Tuesday 15 July 2014

Raymond L. Wilder on the Foundations of Mathematics






From the outside, the early 20th century obsession with the foundations of mathematics may seem strange. It may seem even stranger if we realise what the end result of this obsession was. According to Raymond L. Wilder, the modern mathematicians with



"his most powerful symbolic tools and his powers of abstraction and generalisation have failed the mathematicians in so far as 'explaining' what mathematics is, or in providing a secure 'foundation' and absolutely rigorous methods". (197)


It's quite remarkable that Wilder claims that the modern mathematician has failed to explain what mathematics is considering the fact that even the layman would have a good go at the job.

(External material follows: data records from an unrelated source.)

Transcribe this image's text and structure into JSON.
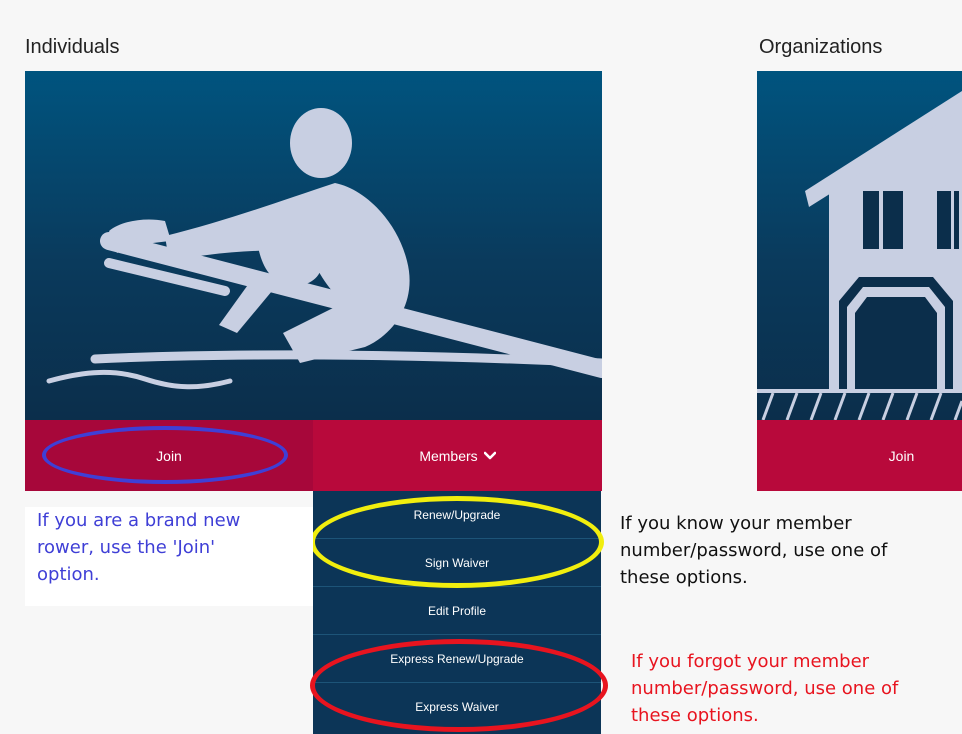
{
  "sections": {
    "individuals_title": "Individuals",
    "organizations_title": "Organizations"
  },
  "buttons": {
    "join_individual": "Join",
    "members": "Members",
    "join_organization": "Join"
  },
  "members_menu": {
    "items": [
      "Renew/Upgrade",
      "Sign Waiver",
      "Edit Profile",
      "Express Renew/Upgrade",
      "Express Waiver"
    ]
  },
  "annotations": {
    "join_note": "If you are a brand new rower, use the 'Join' option.",
    "known_note": "If you know your member number/password, use one of these options.",
    "forgot_note": "If you forgot your member number/password, use one of these options."
  },
  "colors": {
    "panel_top": "#00547f",
    "panel_bottom": "#0b2e4b",
    "button_red": "#b8093b",
    "dropdown_bg": "#0c3557",
    "blue_annotation": "#3f3fd6",
    "yellow_annotation": "#f1ee0e",
    "red_annotation": "#e8141f"
  },
  "icons": {
    "individual_panel": "rower-icon",
    "organization_panel": "boathouse-icon",
    "members_chevron": "chevron-down-icon"
  }
}
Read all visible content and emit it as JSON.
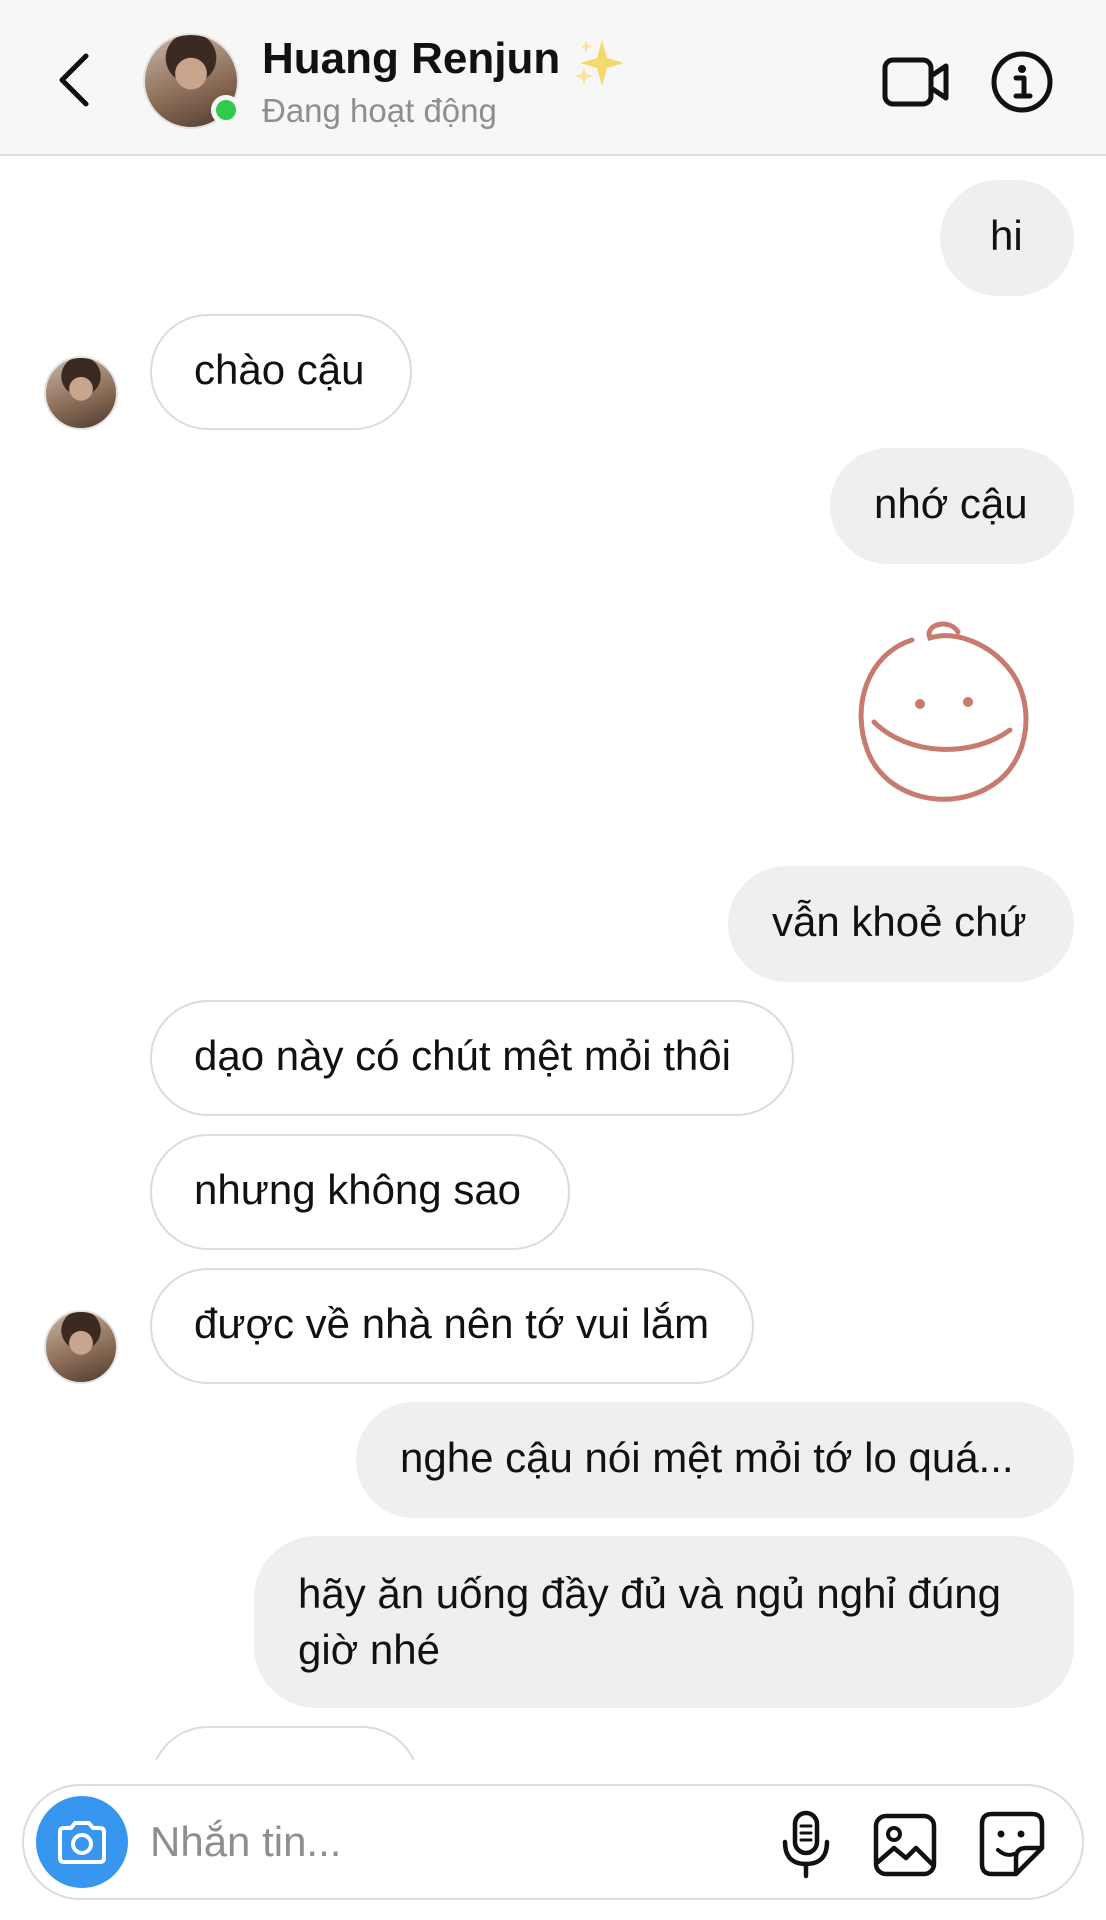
{
  "header": {
    "contact_name": "Huang Renjun",
    "name_emoji": "sparkles-icon",
    "status": "Đang hoạt động",
    "status_color": "#2fcb4a",
    "actions": [
      "video-call-icon",
      "info-icon"
    ]
  },
  "messages": [
    {
      "direction": "outgoing",
      "text": "hi"
    },
    {
      "direction": "incoming",
      "text": "chào cậu"
    },
    {
      "direction": "outgoing",
      "text": "nhớ cậu"
    },
    {
      "direction": "outgoing",
      "type": "sticker",
      "sticker": "smiley-face-sticker",
      "color": "#c77b6f"
    },
    {
      "direction": "outgoing",
      "text": "vẫn khoẻ chứ"
    },
    {
      "direction": "incoming",
      "text": "dạo này có chút mệt mỏi thôi"
    },
    {
      "direction": "incoming",
      "text": "nhưng không sao"
    },
    {
      "direction": "incoming",
      "text": "được về nhà nên tớ vui lắm"
    },
    {
      "direction": "outgoing",
      "text": "nghe cậu nói mệt mỏi tớ lo quá..."
    },
    {
      "direction": "outgoing",
      "text_line1": "hãy ăn uống đầy đủ và ngủ nghỉ đúng",
      "text_line2": "giờ nhé"
    }
  ],
  "composer": {
    "placeholder": "Nhắn tin...",
    "camera_color": "#3797f0",
    "icons": [
      "camera-icon",
      "microphone-icon",
      "gallery-icon",
      "sticker-icon"
    ]
  },
  "colors": {
    "outgoing_bubble": "#efefef",
    "incoming_border": "#dbdbdb",
    "header_bg": "#f7f7f7"
  }
}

The question is: Why can’t they explain what mathematics is?


Why is this task so difficult?


Was it Gödel’s results that stopped mathematics from ‘providing a secure foundation’ as well as ‘absolutely rigorous methods’? Is it really the case that the search for foundations, as well as for absolutely rigorous methods, is well and truly over, let alone when Wilder wrote these words in 1968?


From what Wilder says next, it seems as if mathematics not having any foundations, or not being free from all contradictions, may not be such a bad thing. More precisely, he writes that
 
"perfect rigour and absolute freedom from contradictions in mathematics are no more to be expected than are final and exact explanations of natural or social phenomena". (197)

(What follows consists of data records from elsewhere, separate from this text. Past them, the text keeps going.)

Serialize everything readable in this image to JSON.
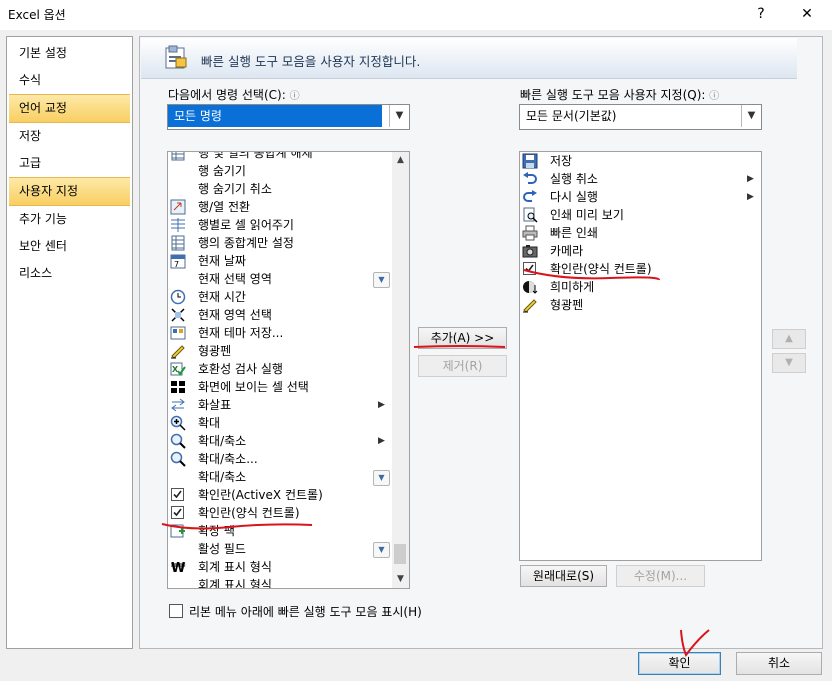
{
  "window": {
    "title": "Excel 옵션",
    "help": "?",
    "close": "✕"
  },
  "nav": {
    "items": [
      {
        "label": "기본 설정"
      },
      {
        "label": "수식"
      },
      {
        "label": "언어 교정"
      },
      {
        "label": "저장"
      },
      {
        "label": "고급"
      },
      {
        "label": "사용자 지정"
      },
      {
        "label": "추가 기능"
      },
      {
        "label": "보안 센터"
      },
      {
        "label": "리소스"
      }
    ],
    "selected": "사용자 지정",
    "highlighted": "언어 교정"
  },
  "header": {
    "title": "빠른 실행 도구 모음을 사용자 지정합니다."
  },
  "left": {
    "label": "다음에서 명령 선택(C):",
    "info": "ⓘ",
    "combo_value": "모든 명령",
    "items": [
      {
        "label": "행 및 열의 종합계 해제",
        "icon": "grid-icon"
      },
      {
        "label": "행 숨기기",
        "icon": ""
      },
      {
        "label": "행 숨기기 취소",
        "icon": ""
      },
      {
        "label": "행/열 전환",
        "icon": "switch-icon"
      },
      {
        "label": "행별로 셀 읽어주기",
        "icon": "rows-icon"
      },
      {
        "label": "행의 종합계만 설정",
        "icon": "grid-icon"
      },
      {
        "label": "현재 날짜",
        "icon": "calendar-icon"
      },
      {
        "label": "현재 선택 영역",
        "icon": "",
        "dropdown": true
      },
      {
        "label": "현재 시간",
        "icon": "clock-icon"
      },
      {
        "label": "현재 영역 선택",
        "icon": "select-region-icon"
      },
      {
        "label": "현재 테마 저장...",
        "icon": "theme-save-icon"
      },
      {
        "label": "형광펜",
        "icon": "highlighter-icon"
      },
      {
        "label": "호환성 검사 실행",
        "icon": "compat-check-icon"
      },
      {
        "label": "화면에 보이는 셀 선택",
        "icon": "visible-cells-icon"
      },
      {
        "label": "화살표",
        "icon": "arrows-icon",
        "submenu": true
      },
      {
        "label": "확대",
        "icon": "zoom-in-icon"
      },
      {
        "label": "확대/축소",
        "icon": "magnifier-icon",
        "submenu": true
      },
      {
        "label": "확대/축소...",
        "icon": "magnifier-icon"
      },
      {
        "label": "확대/축소",
        "icon": "",
        "dropdown": true
      },
      {
        "label": "확인란(ActiveX 컨트롤)",
        "icon": "checkbox-icon"
      },
      {
        "label": "확인란(양식 컨트롤)",
        "icon": "checkbox-icon"
      },
      {
        "label": "확장 팩",
        "icon": "expansion-pack-icon"
      },
      {
        "label": "활성 필드",
        "icon": "",
        "dropdown": true
      },
      {
        "label": "회계 표시 형식",
        "icon": "won-icon"
      },
      {
        "label": "회계 표시 형식",
        "icon": "dots-icon"
      }
    ]
  },
  "middle": {
    "add": "추가(A) >>",
    "remove": "제거(R)"
  },
  "right": {
    "label": "빠른 실행 도구 모음 사용자 지정(Q):",
    "info": "ⓘ",
    "combo_value": "모든 문서(기본값)",
    "items": [
      {
        "label": "저장",
        "icon": "save-icon"
      },
      {
        "label": "실행 취소",
        "icon": "undo-icon",
        "submenu": true
      },
      {
        "label": "다시 실행",
        "icon": "redo-icon",
        "submenu": true
      },
      {
        "label": "인쇄 미리 보기",
        "icon": "print-preview-icon"
      },
      {
        "label": "빠른 인쇄",
        "icon": "quick-print-icon"
      },
      {
        "label": "카메라",
        "icon": "camera-icon"
      },
      {
        "label": "확인란(양식 컨트롤)",
        "icon": "checkbox-icon"
      },
      {
        "label": "희미하게",
        "icon": "dim-icon"
      },
      {
        "label": "형광펜",
        "icon": "highlighter-icon"
      }
    ],
    "reset": "원래대로(S)",
    "modify": "수정(M)..."
  },
  "options": {
    "show_below_ribbon": "리본 메뉴 아래에 빠른 실행 도구 모음 표시(H)"
  },
  "footer": {
    "ok": "확인",
    "cancel": "취소"
  },
  "colors": {
    "annotation_red": "#d9151b",
    "selection_blue": "#0a6fd6",
    "nav_highlight": "#f9cf62"
  }
}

And, of course, in science we don't have "exact explanations of natural and social phenomena" and nor are such things ‘expected’ in science. Is this really the case in mathematics as well? Surely not. Perhaps this conclusion, on Wilder’s part, is simply a result of his materialist, sociological or even Marxist position on the practice and history of mathematics. Surely even these positions accept different standards from maths – indeed, they do.


Again, it is no surprise that Wilder says what he says if he that "the only reality mathematical concepts have is as cultural elements or artefacts" (197). This position seems to go even further than constructivism; though perhaps not as far as the late Wittgenstein.


More technically, Wilder expresses his constructivist, Marxist or sociological position on mathematics by elaborating on the notion of a ‘completed infinite’ (198). This sounds like a blatant and direct contradiction. How can any infinite be complete or completed? If it is completed, then surely it's not infinite. What, exactly, does Wilder say on this issue of the completed infinite? -


"For example, an infinite decimal is not something that ‘just goes on and on without end’. It is to be conceived as a completed infinite, just as one conceived of the totality of natural numbers as a completed infinity." (198)


Wilder gives us examples of completed infinities, the infinite decimal and ‘the totality of natural numbers’; though he doesn’t say what such things actually are or what the phrase ‘completed infinite’ means. The following hints at an explanation; though it doesn't help the non-mathematicians much. He writes:


"Symbolically, it may be considered a second-order symbolism, in that it is not susceptible to complete perception, but is only conceptually perceivable." (198)


Do you have a vague idea of what Wilder means by the above? Perhaps it's a kind of ‘direct insight’ or intuition into the nature of completed infinities. It can be conceptually perceived; though not seen – literally or even non-literally.